OpenAIの画像生成AI「GPT Image 2.0」の高い能力が次々に明らかになっていますが、グーグルの「Nano Banana」と比べて劣っている部分もあるようです。その代表的な例が、実写人物の一貫性です。筆者の顔を再現しようと試みたのですが、なかなか似てくれません。それ以外にも、様々な制約があり、特有の癖があることもわかってきました。特に、人物の一貫性維持では、Nano Bananaに軍配が上がると考えられます。作例を通して、両者を比較していきます。
自分の顔がなかなか似ない
過去のこの連載で、Nano Banana Proを使って、筆者自身の顔の画像を参照させることで、どこまで似た顔の再現が可能なのかを紹介しました。単に画像のリファレンスを与えるだけでは似ないため、顔を分析し、プロンプトを作成して、リファレンス画像と組み合わせることで、かなり近い顔が出せることを示しました(参考:AIフェイクはここまで来た 自分の顔で試して分かった“違和感”と恐怖)。

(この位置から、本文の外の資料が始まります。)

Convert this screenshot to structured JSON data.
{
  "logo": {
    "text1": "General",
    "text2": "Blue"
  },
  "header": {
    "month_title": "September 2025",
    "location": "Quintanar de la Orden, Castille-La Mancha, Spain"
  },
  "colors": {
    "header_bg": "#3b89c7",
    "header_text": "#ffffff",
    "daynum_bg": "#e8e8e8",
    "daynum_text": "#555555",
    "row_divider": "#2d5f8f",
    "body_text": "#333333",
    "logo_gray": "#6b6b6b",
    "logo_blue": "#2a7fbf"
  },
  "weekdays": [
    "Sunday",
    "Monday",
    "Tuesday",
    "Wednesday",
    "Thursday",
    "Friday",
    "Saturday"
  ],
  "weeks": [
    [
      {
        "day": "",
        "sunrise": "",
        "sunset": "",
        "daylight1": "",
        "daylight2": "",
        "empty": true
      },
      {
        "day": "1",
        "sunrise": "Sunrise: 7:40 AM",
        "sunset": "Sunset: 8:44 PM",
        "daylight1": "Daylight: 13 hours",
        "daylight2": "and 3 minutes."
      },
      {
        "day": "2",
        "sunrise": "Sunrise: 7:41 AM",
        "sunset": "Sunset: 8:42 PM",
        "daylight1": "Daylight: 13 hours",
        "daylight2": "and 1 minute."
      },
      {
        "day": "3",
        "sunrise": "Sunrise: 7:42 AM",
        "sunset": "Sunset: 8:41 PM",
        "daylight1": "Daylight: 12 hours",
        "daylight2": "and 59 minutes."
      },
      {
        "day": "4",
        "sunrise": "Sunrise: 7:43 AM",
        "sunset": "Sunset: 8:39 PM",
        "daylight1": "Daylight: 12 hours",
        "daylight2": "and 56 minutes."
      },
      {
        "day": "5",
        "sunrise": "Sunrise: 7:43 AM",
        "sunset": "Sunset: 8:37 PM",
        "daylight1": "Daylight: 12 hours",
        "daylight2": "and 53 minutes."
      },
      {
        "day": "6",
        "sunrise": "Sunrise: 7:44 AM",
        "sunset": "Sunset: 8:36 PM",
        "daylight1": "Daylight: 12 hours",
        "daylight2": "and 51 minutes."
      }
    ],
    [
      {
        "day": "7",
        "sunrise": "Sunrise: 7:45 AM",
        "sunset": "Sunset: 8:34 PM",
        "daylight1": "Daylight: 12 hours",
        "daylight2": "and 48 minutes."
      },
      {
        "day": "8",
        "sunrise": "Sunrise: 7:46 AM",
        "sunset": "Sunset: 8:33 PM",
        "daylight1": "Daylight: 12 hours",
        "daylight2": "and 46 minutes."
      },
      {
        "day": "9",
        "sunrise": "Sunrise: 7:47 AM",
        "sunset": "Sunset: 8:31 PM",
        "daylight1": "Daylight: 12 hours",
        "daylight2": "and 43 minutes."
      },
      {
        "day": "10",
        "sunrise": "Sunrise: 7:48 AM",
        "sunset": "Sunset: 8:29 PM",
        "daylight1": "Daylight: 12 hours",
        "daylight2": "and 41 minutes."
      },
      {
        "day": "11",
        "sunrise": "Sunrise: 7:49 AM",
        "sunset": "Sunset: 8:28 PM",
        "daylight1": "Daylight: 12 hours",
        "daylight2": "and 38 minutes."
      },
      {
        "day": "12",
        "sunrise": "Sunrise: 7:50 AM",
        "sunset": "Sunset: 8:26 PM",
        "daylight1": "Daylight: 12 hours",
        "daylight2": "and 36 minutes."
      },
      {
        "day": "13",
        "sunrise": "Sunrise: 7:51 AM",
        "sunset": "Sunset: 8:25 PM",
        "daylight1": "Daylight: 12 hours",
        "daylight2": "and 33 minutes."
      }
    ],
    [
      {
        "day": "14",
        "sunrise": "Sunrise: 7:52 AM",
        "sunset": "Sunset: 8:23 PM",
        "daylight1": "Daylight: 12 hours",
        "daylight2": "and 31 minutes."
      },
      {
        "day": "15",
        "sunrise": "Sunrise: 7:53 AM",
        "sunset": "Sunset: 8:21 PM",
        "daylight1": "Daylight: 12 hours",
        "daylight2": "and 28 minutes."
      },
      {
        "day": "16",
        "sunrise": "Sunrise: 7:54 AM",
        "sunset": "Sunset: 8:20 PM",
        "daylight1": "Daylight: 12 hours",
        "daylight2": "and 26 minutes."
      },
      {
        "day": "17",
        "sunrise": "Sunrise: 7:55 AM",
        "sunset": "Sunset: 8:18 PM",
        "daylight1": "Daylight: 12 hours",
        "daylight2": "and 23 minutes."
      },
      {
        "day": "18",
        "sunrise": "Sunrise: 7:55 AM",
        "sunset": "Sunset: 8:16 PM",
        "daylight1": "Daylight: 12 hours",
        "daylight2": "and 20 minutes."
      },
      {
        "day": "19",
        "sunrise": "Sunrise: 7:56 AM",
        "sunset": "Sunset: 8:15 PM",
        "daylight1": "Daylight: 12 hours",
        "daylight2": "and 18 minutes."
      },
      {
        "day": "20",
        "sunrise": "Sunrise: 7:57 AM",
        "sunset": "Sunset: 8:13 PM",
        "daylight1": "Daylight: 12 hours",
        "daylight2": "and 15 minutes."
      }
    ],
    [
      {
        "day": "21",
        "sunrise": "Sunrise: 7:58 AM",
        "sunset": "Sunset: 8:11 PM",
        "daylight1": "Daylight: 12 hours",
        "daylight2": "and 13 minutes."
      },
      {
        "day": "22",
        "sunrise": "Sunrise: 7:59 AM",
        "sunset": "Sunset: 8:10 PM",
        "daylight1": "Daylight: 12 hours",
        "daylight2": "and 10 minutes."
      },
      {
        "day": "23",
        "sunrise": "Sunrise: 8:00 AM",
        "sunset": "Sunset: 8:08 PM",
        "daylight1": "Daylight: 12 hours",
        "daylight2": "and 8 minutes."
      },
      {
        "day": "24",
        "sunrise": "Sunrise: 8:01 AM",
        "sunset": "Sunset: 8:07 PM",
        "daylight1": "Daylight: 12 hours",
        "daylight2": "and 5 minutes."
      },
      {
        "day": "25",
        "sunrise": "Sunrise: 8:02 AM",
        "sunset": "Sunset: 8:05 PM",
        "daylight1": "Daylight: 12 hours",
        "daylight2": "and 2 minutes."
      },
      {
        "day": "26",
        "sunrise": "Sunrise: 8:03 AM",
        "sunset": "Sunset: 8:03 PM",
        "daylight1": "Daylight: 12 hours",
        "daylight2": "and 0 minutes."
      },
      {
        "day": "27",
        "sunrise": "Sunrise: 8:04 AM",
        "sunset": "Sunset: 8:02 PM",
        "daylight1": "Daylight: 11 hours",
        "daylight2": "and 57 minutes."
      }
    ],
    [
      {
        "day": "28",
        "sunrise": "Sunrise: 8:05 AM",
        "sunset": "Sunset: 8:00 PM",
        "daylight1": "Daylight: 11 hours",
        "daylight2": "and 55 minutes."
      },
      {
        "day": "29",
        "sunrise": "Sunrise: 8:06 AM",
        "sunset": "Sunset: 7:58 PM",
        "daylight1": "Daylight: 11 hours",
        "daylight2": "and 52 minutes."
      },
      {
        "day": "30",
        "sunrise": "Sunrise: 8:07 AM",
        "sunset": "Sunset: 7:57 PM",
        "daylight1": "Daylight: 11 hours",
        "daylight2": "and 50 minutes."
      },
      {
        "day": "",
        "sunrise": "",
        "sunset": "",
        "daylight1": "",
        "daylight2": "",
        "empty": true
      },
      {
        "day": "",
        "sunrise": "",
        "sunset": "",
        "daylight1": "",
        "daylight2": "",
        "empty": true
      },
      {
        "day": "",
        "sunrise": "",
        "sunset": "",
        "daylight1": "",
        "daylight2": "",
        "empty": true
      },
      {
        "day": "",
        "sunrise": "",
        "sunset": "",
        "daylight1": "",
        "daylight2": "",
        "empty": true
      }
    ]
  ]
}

そこで、GPT Image 2.0でも同じやり方が通用するかを試したのですが、なかなか似てくれません。
画像の左側の4枚は、筆者のリファレンス画像を4枚与えて、表情差分を作らせたものですが、何か違う、という印象を受けます。右側の4枚は、1枚ずつリファレンス画像を参考に、プロンプトを作成させ、それを反映させて作った画像です。1枚出すごとに、プロンプトを再検討させて、微修正を加えているのですが、やればやるほど、どんどん筆者本人からは遠ざかっています。最後の右下の画像はもう完全に別人です。
試行錯誤をする中で、突然似た顔が出てくるようになりました。リファレンス画像に、前回のNano Banana Proで作成した、比較的似ていると感じられる画像も追加したためです。Nano BananaにはProと「2」があります。テキスト表示の正確さでは2が優れていますが、人物の描写はProの方がより精密だと筆者は感じています。
GPT Image 2.0は、どうも同じようなライティングや服装、髪型といった類似情報があり、AIを通じて整理された情報を扱うほうが、うまく処理してくれるようです。
また、生成時の解像度によって、再現精度も変わるようです。左は、ChatGPTのWebで生成したものですが、解像度が1086x1448(1K)です。右は、有料クラウドサービスのを利用して2048x2720(2K)と指定して生成したものですが、解像度が高い分、表現力が上がったことで、筆者により似た雰囲気になり、Nano Banana Proに匹敵する品質が出ています。ただ、GPT Image 2.0は、Nano Banana Proに匹敵する潜在的な能力を持っているのですが、特定の誰かに似た画像を作り出すのは、Nano Banana Proよりも劣る可能性がありそうです。
この画像をリファレンス画像として、庶民派のイタリアンレストランチェーンで食事をしている設定にしたところ、かなり雰囲気が出ています。一緒に飲んでいる人たちを別人にするよう指示したところ、まったく違った顔が出せています。